The National Book Critics Circle Awards for the publishing year 2012 went to Billy Lynn's Long Halftime Walk by Ben Fountain (fiction), Far from the Tree by Andrew Solomon (nonfiction), Robert A. Caro's fourth volume in his Lyndon Johnson study, The Passage of Power (biography), Swimming Studies by Leanne Shapton (autobiography), Stranger Magic by Marina Warner (criticism), and Useless Landscape, or A Guide for Boys by D.A. Powell (poetry). The awards were presented at the New School in New York on the evening of February 28.

Useless Landscape, or A Guide for Boys (Graywolf) is Powell's fifth poetry collection and includes topics ranging from Disneyland to high school marching bands to 1970s funk and disco. Powell's edtior at Graywolf, Jeff Shotts, read a statement from Powell, which, in part, honored his first poetry teacher, David Bromige.

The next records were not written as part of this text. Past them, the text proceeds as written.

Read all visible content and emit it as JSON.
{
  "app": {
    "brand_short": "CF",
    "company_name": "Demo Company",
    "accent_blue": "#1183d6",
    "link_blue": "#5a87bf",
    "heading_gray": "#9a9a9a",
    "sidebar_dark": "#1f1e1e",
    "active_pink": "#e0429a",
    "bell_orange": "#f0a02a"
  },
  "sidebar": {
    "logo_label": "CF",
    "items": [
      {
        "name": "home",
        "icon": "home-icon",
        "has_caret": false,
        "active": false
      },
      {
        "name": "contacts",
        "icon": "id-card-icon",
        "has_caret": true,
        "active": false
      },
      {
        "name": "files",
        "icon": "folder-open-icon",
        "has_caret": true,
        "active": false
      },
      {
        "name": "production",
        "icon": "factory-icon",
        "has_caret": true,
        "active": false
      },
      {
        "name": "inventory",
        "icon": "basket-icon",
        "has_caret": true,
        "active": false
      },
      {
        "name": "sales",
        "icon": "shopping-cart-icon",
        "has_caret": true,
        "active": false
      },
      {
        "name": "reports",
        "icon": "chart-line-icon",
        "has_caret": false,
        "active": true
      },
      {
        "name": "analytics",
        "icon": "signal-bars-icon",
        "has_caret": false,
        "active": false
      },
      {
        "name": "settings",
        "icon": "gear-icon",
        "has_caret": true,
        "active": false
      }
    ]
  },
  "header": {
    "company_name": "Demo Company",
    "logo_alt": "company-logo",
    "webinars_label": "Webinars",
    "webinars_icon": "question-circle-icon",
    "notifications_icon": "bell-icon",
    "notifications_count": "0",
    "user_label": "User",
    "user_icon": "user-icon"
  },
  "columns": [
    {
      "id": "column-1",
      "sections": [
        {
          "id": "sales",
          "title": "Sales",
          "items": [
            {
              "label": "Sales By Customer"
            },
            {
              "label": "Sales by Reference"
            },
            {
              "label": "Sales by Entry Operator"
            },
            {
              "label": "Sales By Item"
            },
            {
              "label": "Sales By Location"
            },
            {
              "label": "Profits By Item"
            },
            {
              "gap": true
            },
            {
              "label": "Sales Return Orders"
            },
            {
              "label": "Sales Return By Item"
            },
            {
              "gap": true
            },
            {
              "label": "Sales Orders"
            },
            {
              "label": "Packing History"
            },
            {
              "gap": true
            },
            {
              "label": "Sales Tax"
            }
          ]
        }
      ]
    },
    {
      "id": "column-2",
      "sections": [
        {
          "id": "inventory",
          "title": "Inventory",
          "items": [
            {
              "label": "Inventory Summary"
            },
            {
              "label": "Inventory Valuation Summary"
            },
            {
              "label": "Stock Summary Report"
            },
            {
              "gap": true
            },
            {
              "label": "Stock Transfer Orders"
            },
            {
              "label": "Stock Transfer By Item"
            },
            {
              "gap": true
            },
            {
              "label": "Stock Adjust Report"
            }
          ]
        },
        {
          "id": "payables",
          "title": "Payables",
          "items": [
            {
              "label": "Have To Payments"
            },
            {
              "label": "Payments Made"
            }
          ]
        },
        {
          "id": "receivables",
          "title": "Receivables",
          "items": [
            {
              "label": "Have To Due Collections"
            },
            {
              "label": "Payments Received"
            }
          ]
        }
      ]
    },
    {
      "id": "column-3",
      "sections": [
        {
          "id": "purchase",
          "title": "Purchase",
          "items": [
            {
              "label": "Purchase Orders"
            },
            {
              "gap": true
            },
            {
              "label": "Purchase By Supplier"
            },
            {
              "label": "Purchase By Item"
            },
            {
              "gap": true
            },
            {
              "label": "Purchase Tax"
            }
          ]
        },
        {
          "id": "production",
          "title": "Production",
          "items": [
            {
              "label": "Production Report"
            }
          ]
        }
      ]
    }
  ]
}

Winner of the criticism award, Marina Warner's Stranger Magic: Charmed States and the Arabian Nights (Harvard/Belknap) is a study of the Arabian Nights and how it has evolved in its long history.

Autobiography winner Shapton's Swimming Studies (Blue Rider Press) is a meditative memoir on the world of swimming, both competitive and recreational.

Caro, already a heavily decorated biographer, added another award for the fourth book in his exhaustive Lyndon Johnson study, The Passage of Power (Knopf). This volume covers his vice-presidency and early presidency through 1964.

Far from the Tree: Parents, Children, and the Search for Identity by Andrew Solomon (Scribner), won the award for nonfiction. Solomon, a National Book Award winner for The Noonday Demon, tackles the ways that parents of marginalized children have been changed in Far from the Tree. "I really wanted to write a book about love," said Solomon in accepting the award, summing up his statement after thanking the NBCC and his team at Scribner. Solomon, along with Fountain, were the only winners in attendance at the ceremony.

A finalist for a National Book Award, Billy Lynn's Long Halftime Walk took home the fiction award. Taking place over one Thanksgiving Day, Fountain's second novel centers on Bravo Company, eight survivors of a savage clash with Iraqi insurgents, and its "Victory Tour." Fountain closed by thanking his family, including his son, who was in Dallas studying to get his MFA.

The Nona Balakian Citation for Excellence in Reviewing honored William Deresiewicz, and the Ivan Sandrof Lifetime Achievement Award honored Sandra Gilbert and Susan Gubar.

The other finalists were:

Poetry: Bewilderment by David Ferry, On the Spectrum of Possible Deaths by Lucia Perillo, Fragile Acts by Allan Peterson, and Olives by A.E. Stallings.

Criticism: Reinventing Bach by Paul Elie, Waiting for the Barbarians by Daniel Mendelsohn, Madness, Rack, and Honey by Mary Ruefle, and The Grey Album by Kevin Young.

Biography: All We Know by Lisa Cohen, Portrait of a Novel by Michael Gorra, Robert Duncan by Lisa Jarnot, and The Black Count by Tom Reiss.

Autobiography: The Distance Between Us by Reyna Grande, My Poets by Maureen N. McLane, House of Stone by Anthony Shadid, and In the House of the Interpreter by Ngũgĩ wa Thiong’o.

Nonfiction: Behind the Beautiful Forevers by Katherine Boo, Private Empire by Steve Coll, Why Does the World Exist? by Jim Holt, and Spillover by David Quammen.

Fiction: HHhH by Laurent Binet, The Orphan Master's Son by Adam Johnson, Magnificence by Lydia Millet, and NW by Zadie Smith.